Comme Vincent Nioré, la bâtonnière Julie Couturier a commencé son discours en évoquant les drames qui ont émaillé leur mandat : la guerre en Ukraine, la révolte des Iraniennes, ou encore l’attaque terroriste du 7 octobre à propos de laquelle elle a précisé qu’elle et le vice-bâtonnier avaient vu les fameuses images filmées par le Hamas. « C’est une horreur. 1 200 morts, dont une large partie de civils et 240 personnes kidnappées, dont des femmes, des enfants, parmi lesquels huit de nos concitoyens. Aujourd’hui, je pense particulièrement à eux, victimes d’une haine injustifiable. Puissent-ils rentrer en vie, chez eux, le plus vite possible ». Le barreau de Paris, qui a traditionnellement un rôle de représentation internationale, a été mobilisé sur tous ces terrains, jusqu’à même réaliser un voyage risqué au plus près des combats dans le Haut-Karabagh. Julie Couturier a eu bien sûr un mot pour les avocats dont la disparition brutale ces derniers mois a endeuillé le barreau : « Olivier Cousi, Pierre Haïk, Hervé Temime, Georges Kiejman, Geneviève Augendre, Jean-Louis Pelletier, Jean-Pierre Versini Campinchi, Daniel Soulez Larivière, Chantel Meininger-Bothorel, pour n’en citer que quelques-uns, nous manquent ».

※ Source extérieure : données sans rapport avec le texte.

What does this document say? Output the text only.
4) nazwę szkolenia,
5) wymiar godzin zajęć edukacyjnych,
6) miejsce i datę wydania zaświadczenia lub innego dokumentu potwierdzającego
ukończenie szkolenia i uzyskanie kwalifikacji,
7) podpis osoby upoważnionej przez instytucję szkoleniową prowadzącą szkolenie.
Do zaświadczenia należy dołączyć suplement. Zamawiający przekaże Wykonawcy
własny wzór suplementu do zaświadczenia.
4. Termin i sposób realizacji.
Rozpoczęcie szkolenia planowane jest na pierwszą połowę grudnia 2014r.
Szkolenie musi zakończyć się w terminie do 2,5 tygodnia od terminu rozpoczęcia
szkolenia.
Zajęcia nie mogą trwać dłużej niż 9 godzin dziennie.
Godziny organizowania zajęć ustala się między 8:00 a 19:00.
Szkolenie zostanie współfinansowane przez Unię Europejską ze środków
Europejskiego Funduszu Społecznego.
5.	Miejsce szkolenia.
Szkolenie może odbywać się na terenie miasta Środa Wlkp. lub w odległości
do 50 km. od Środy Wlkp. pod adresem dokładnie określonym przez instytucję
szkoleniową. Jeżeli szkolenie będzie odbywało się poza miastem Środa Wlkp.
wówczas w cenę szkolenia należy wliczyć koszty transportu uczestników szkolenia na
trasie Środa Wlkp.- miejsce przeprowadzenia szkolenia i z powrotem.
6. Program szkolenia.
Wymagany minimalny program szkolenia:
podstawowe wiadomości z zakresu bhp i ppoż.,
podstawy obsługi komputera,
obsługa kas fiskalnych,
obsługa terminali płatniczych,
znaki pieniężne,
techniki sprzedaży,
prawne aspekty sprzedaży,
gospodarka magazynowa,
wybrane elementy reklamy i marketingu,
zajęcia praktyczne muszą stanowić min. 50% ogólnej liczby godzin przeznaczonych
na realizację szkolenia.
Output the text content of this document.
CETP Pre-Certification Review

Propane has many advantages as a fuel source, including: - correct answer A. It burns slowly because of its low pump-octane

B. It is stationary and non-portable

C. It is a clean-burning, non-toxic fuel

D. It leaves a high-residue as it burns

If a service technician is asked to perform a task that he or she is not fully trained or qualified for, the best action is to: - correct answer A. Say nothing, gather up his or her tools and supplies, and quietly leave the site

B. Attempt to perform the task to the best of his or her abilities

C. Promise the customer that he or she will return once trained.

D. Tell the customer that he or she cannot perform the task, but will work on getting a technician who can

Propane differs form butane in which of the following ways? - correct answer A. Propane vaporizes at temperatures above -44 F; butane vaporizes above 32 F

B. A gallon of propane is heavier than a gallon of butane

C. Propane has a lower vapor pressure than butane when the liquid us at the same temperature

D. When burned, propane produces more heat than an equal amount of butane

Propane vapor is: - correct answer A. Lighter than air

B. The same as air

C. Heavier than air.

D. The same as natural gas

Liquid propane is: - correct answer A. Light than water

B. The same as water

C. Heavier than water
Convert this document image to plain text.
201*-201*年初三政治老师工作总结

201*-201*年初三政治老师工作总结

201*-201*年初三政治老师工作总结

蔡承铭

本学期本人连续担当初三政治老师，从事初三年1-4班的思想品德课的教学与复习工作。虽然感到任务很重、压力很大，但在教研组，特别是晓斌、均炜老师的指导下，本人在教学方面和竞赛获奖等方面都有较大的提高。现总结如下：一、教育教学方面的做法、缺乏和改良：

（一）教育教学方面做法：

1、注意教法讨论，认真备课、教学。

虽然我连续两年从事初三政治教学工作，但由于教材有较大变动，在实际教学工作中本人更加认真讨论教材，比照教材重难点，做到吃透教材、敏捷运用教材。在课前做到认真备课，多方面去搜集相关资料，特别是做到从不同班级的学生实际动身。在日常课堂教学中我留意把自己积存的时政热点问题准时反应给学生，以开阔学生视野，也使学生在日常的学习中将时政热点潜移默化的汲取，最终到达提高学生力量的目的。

« Force au droit et bien sûr force aux avocats »
Au chapitre des réussites, la bâtonnière a évoqué le droit de visite du bâtonnier dans les lieux de privation de liberté « pour dénoncer, aux côtés de la Contrôleure Générale, chère Dominique Simonnot, et des parlementaires, ce qui déshonore notre pays : l’indignité des conditions de détention ». Puis s’adressant aux hauts magistrats parisiens assis au premier rang : « Je crois pouvoir dire que nos relations ont été marquées par la confiance mutuelle, le pragmatisme, la loyauté et la simplicité. Et pour cela, je vous remercie du fond du cœur ». Enfin, elle a conclu sur l’inquiétude que suscite le contexte actuel « notre société, comme l’ensemble du monde occidental, tangue (…) soyons capables de reconnaître que, chaque jour, sur notre territoire, des forces s’élèvent pour briser nos libertés (….) ensemble nous avons les moyens de défendre, de sauver le sentiment le plus puissant, le plus nécessaire que je connaisse : notre humanité. Alors soyons militants, alors Force au droit, et bien sûr force aux avocats ».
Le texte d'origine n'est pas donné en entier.